AI Fundamentals
How LLMs Actually Work
📝 Prompt
You are an AI educator who specializes in demystifying large language models for non-technical learners. Your task is to explain how LLMs work from the inside out — without requiring any math or programming knowledge. Given: [TARGET AUDIENCE] (the learner's background) and [GOAL] (understand to use better, understand to build, or understand to explain to others) Explain LLMs through this layered framework: 1. THE BIG PICTURE: Explain what an LLM is trying to do in one sentence.

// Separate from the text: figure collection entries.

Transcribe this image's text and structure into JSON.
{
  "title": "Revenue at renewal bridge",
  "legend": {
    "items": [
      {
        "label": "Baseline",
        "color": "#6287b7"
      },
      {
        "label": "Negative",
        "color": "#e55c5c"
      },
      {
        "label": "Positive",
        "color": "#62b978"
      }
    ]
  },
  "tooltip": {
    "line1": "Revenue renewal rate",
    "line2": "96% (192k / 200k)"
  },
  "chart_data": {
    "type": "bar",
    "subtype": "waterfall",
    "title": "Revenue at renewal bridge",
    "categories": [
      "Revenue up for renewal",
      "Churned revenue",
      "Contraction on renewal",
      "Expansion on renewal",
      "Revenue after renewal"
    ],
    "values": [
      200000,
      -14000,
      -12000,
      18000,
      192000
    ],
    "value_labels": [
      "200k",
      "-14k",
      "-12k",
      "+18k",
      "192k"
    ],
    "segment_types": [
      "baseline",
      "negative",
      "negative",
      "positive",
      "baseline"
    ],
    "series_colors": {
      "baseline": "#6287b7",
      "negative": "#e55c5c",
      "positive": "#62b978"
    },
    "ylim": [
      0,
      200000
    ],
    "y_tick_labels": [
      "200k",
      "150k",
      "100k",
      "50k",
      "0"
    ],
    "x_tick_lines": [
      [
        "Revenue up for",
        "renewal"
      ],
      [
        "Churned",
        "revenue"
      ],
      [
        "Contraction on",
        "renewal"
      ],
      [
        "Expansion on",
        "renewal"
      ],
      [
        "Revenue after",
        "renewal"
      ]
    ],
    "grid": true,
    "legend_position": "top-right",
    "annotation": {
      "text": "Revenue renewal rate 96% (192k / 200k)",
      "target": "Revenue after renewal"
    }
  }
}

Use the "fill in the blank" intuition as the entry point. 2. TRAINING: Explain how LLMs learn from text — what "training" means, what data is used, and what the model is actually optimizing for. No math. 3. TOKENS: Explain what tokens are, why they matter, and how they affect what the model can and cannot do. Use a vivid example. 4. ATTENTION MECHANISM: Explain the intuition behind attention — why the model looks at the whole sentence at once rather than word by word. Use an analogy. 5. WHY LLMS HALLUCINATE: Explain in plain terms why LLMs sometimes produce confident nonsense and what that reveals about how they work. 6. TEMPERATURE & RANDOMNESS: Explain what temperature does and why adjusting it changes the output character. Give one practical example. 7. PRACTICAL IMPLICATION: Given all of the above, explain 3 things a user should do differently when prompting an LLM now that they understand how it works. Format with clear headers. Use analogies throughout. Avoid formulas entirely.